MIL-OSI Australia: MEDIA RELEASE: Labor appointees are Fair Work favourites

Source: Australian Mines and Metals Association – AMMA

Six new Federal Labor Government-appointed presidential members have determined almost 70 per cent of major Fair Work Commission cases this year, according to AREEA Chief Executive Steve Knott.

Mr Knott will describe the development as “stunning” in a speech to the H.R. Nicholls Society National Conference in Melbourne today.

“During March and May 2023, and in May 2024, then-IR Minister Tony Burke appointed one new Vice President and five new Deputy Presidents (to the FWC),” Mr Knott will say.

“In 2024, to date, these six new presidential members have presided over nearly 70 per cent of all Full Bench matters heard.

“One of these DPs, a former union barrister and National Legal Officer for the CFMEU Mining and Energy Division, has sat on the bench for 56 per cent of all Full Bench matters and presided as the senior member over 38 per cent of them.
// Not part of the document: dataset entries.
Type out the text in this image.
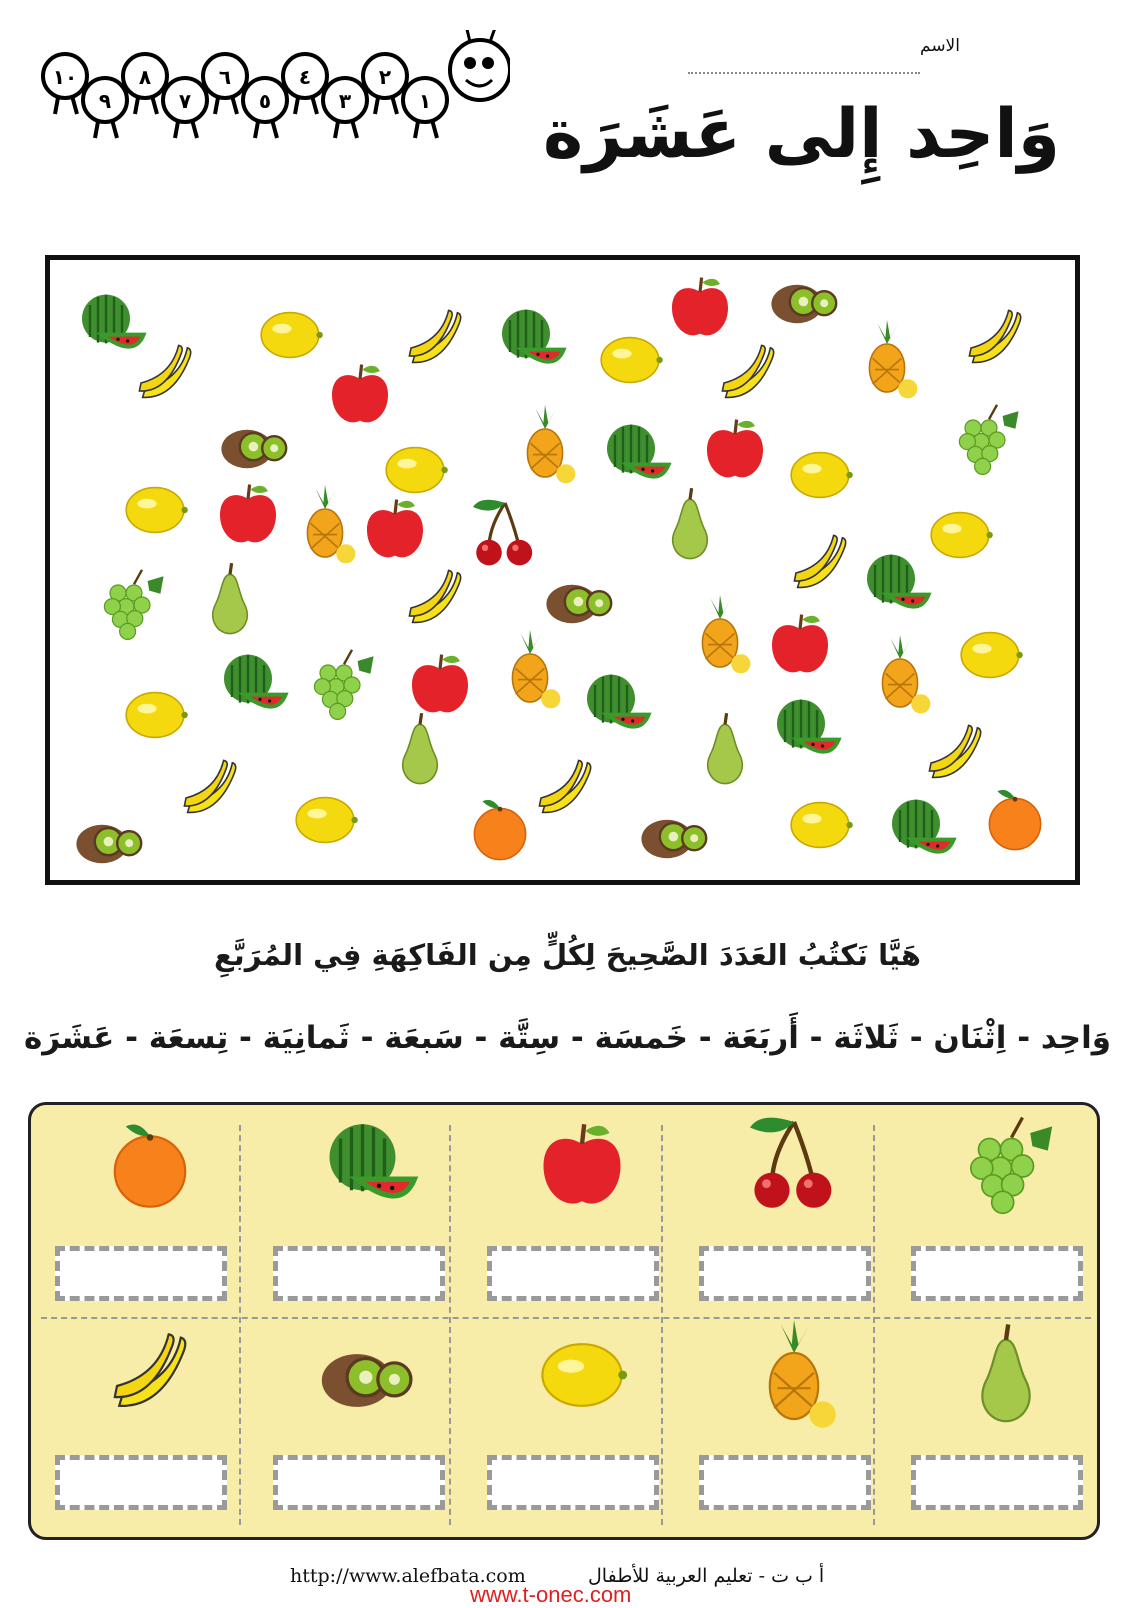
الاسم
وَاحِد إِلى عَشَرَة
١
٢
٣
٤
٥
٦
٧
٨
٩
١٠
هَيَّا نَكتُبُ العَدَدَ الصَّحِيحَ لِكُلٍّ مِن الفَاكِهَةِ فِي المُرَبَّعِ
وَاحِد - اِثْنَان - ثَلاثَة - أَربَعَة - خَمسَة - سِتَّة - سَبعَة - ثَمانِيَة - تِسعَة - عَشَرَة
http://www.alefbata.com	أ ب ت - تعليم العربية للأطفال
www.t-onec.com
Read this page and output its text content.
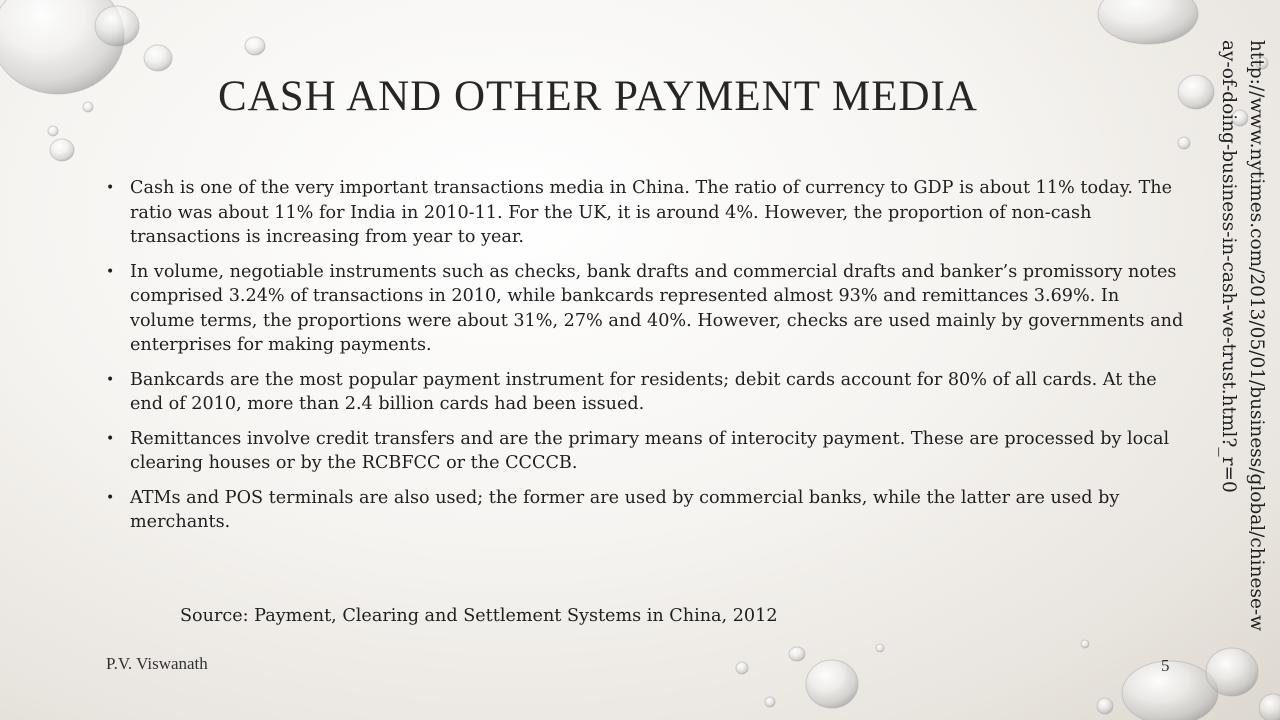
CASH AND OTHER PAYMENT MEDIA
• Cash is one of the very important transactions media in China. The ratio of currency to GDP is about 11% today. The ratio was about 11% for India in 2010-11. For the UK, it is around 4%. However, the proportion of non-cash transactions is increasing from year to year.
• In volume, negotiable instruments such as checks, bank drafts and commercial drafts and banker’s promissory notes comprised 3.24% of transactions in 2010, while bankcards represented almost 93% and remittances 3.69%. In volume terms, the proportions were about 31%, 27% and 40%. However, checks are used mainly by governments and enterprises for making payments.
• Bankcards are the most popular payment instrument for residents; debit cards account for 80% of all cards. At the end of 2010, more than 2.4 billion cards had been issued.
• Remittances involve credit transfers and are the primary means of interocity payment. These are processed by local clearing houses or by the RCBFCC or the CCCCB.
• ATMs and POS terminals are also used; the former are used by commercial banks, while the latter are used by merchants.
Source: Payment, Clearing and Settlement Systems in China, 2012
P.V. Viswanath	5
http://www.nytimes.com/2013/05/01/business/global/chinese-way-of-doing-business-in-cash-we-trust.html?_r=0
“Just to hone this point – nearly 40 per cent of all the FWC’s most important matters were led by a Deputy President who’s been at the tribunal since May 2023.”

The Fair Work Commission is the nation’s workplace tribunal, with appeals of decisions among the significant matters that must be heard by a Full Bench consisting of three Commission members, including at least one who is either the President, a Vice President or a Deputy President.

Of 53 FWC members – seven more than when Labor left office in 2013 – 28 are ALP-appointees with 25 appointed by the previous Coalition government.

Mr Knott says under Justice Adam Hatcher (who became president on February 19, 2023), the FWC appears to be “performing administratively quite well in its role as a service provider to users of the employment system”.

“Agreement approvals are much faster, there appears to be less head-scratching single member decisions that immediately head to appeal, and the tribunal is being very transparent and as efficient as it can in implementing all its new jurisdictions and powers,” Mr Knott says.

However, in his speech Mr Knott will reveal AREEA analysis of all Full Bench matters from January 1 to October 18 this year, showing “alarming trends” in the composition of the bench.

Of the 358 Full Bench decisions assessed over the period:

  • 318 (89 per cent) were ALP-appointee majority benches
  • Just 40 (11 per cent) were Coalition-appointee majority benches

Mr Knott says the facts point to a continued politicisation of the nation’s IR tribunal at its apex, an issue that commenced under its former President and that AREEA regularly brought to attention.

“Since the end of the Rudd/Gillard era in 2013, ALP appointees have dominated FWC appeal matters, even when Coalition appointees were in the majority,” he says.

“Make no mistake, the sidelining of Coalition appointees in important FWC proceedings has been strategic and subject to much chatter amongst IR professionals.

“The handpicked generation of new FWC Presidential members is designed to ensure this ALP-appointed FWC control at the top of the institution continues well beyond usual political cycles.”

Mr Knott will also use his speech as a call to arms to business to build a case for IR reform – and not just leave it to the Coalition.

“We in the business community can and should collectively campaign as hard as possible to pressure future governments to do what needs to be done to the IR framework,” he says.

“This should be …promoting the merits of a whole new IR system – one focused on simplicity and promoting the direct employer-employee relationship; winding back unwarranted union interference and the influence of tribunal members with limited business experience.”

Mr Knott will call for modern awards to be abolished and replaced with a standard safety net for employees, a far less complex enterprise bargaining system and a winding back of union interference in workplaces.

He says businesses are “drowning in employment red tape and regulatory burden”.

Highlighting how the Howard-era IR reforms produced more than 10 times the real wages growth of the Accord era of the Hawke/Keating Governments, Mr Knott says “we must always bring it back to the opportunity cost”.

“The community at large must be convinced that by making it easier and less costly to employ people, more people will be employed and costs that are saved via less regulatory burden will ultimately be shared by all via higher wages and a more productive economy,”  Mr Knott says.